Duas dessas amizades, porém, se destacam e são amiúde citadas, toda vez que alguém se refere à trajetória pessoal e, sobretudo, à vida do “Pai da Psicanálise”. São as que manteve com Josef Breuer e com Wilhelm Fliess. E foram de tal sorte importantes, sobretudo na carreira de Freud, que merecem ser tratadas de forma separada, individualizadas, com um capítulo todo para cada uma delas. É o que farei. Considerem, pois, estas reflexões de hoje mero preâmbulo para uma análise mais detalhada desses amigos e da natureza e importância dessas amizades.  

Tanto Breuer, quanto Fliess eram médicos, o que não chega a surpreender (muito pelo contrário), já que as nossas amizades mais comuns, ou pelo menos as mais frequentes, são as que mantemos, via de regra, com pessoas que tenham interesses iguais ou, no mínimo, semelhantes aos nossos. E, não raro, a mesma profissão. Claro que não se trata de nenhuma regra, pois essa questão não é regulamentada, embora seja algo lógico e previsível.

Qual dos dois Freud considerou “mais” amigo? Não se pode afirmar, por mais evidências que tenhamos a propósito. Apenas podemos especular. Só ele poderia responder a essa pergunta (ou talvez não), mas, ao que consta, nunca se pronunciou a propósito. A lógica indica ser provável que tivesse maior afinidade com Breuer, até pela identidade racial e religiosa. Afinal, ele era judeu, como Freud. Seu pai, Leonard Breuer, era professor de religião na comunidade judaica de Viena. E não somente isso.

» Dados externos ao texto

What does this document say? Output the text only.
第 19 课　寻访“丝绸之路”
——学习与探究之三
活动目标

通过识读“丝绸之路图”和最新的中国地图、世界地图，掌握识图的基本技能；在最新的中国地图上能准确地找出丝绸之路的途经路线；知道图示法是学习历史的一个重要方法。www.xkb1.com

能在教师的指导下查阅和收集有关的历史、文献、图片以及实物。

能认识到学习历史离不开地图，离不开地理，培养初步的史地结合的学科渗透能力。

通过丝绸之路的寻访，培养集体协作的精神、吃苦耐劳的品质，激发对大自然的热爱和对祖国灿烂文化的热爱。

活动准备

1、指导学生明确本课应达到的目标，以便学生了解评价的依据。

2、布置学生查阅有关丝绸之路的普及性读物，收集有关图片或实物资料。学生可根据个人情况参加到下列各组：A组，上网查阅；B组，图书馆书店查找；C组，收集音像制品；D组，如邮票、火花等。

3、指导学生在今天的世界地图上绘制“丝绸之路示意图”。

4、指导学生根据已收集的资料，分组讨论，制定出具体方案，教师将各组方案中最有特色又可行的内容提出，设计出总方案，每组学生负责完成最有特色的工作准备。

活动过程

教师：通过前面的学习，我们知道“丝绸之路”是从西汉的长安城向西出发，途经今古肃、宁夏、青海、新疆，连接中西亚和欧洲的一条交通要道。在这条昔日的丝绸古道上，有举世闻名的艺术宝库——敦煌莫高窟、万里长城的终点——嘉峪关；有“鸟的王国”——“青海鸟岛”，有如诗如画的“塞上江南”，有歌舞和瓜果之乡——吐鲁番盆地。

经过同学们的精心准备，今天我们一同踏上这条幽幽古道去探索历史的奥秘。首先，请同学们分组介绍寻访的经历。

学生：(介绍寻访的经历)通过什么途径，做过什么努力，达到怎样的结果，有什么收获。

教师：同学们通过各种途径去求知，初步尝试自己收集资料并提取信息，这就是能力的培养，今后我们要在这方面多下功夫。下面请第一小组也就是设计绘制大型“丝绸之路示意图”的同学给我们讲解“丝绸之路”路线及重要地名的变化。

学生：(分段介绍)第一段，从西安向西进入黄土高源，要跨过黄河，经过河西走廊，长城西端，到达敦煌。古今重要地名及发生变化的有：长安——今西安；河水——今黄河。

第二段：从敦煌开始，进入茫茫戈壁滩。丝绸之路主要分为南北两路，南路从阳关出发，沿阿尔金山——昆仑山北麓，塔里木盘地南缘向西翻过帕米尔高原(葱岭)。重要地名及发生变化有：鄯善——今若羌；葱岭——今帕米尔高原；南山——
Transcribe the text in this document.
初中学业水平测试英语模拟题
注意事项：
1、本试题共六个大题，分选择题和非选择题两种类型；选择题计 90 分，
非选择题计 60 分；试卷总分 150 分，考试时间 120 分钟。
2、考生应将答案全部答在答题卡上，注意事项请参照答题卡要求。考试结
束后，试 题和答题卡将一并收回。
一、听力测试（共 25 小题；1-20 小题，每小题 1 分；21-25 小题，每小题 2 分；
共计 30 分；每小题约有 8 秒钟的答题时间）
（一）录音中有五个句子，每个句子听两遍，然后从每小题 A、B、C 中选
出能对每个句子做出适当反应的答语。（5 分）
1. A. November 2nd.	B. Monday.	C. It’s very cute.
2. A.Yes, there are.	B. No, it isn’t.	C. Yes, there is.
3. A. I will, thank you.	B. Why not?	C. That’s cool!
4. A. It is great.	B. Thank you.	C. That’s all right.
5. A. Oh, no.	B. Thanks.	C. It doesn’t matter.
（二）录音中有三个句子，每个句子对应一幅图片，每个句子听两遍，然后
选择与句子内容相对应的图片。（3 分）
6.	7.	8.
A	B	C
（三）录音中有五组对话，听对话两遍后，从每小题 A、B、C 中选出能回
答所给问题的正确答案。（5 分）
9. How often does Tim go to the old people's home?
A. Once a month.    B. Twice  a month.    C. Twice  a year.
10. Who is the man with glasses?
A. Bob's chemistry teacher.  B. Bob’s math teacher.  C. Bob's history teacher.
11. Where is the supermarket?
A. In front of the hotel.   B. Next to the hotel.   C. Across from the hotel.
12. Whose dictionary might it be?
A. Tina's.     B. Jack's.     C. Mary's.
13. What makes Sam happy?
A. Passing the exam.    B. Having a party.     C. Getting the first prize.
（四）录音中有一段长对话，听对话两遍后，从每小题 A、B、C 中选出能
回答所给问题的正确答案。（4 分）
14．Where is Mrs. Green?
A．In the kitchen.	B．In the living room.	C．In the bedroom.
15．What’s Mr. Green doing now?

Josep foi o verdadeiro criador do método psicanalítico, ou seja, o de induzir, mediante perguntas oportunas e pertinentes, os pacientes a falarem a propósito dos males que os afligiam, para chegar à raiz dos traumas que os causavam. Substituiu, portanto, a hipnose na terapia, que não mostrava a mesma eficácia. Freud incorporou, com a anuência e incentivo de Breuer, à sua prática, essa técnica. Todavia, com uma mudança, que foi justamente o que causou estremecimento e posterior ruptura da amizade. Além desse aspecto profissional, foi uma espécie de Mecenas do amigo terapeuta, sempre às voltas com dificuldades financeiras. Foi, por sinal, quem “financiou” seu casamento com Martha.

Fliess, por seu turno, era uma espécie de “revisor” dos textos de Freud, antes deste encaminhá-los aos editores. Ambos mantiveram copiosa correspondência, que ascendia às centenas, o que atesta a profundidade dessa amizade (enquanto durou). Infelizmente (para a posteridade), o “Pai da Psicanálise” destruiu todas as cartas recebidas do então amigo, tão logo ocorreu o rompimento. As que restam são as que Fliess recebeu e não as que escreveu. Nesses dois casos, todavia, há um ponto em comum. Ambas amizades transformaram-se em acérrimas inimizades, com uma infinidade de ressentimentos e recriminações, de parte a parte.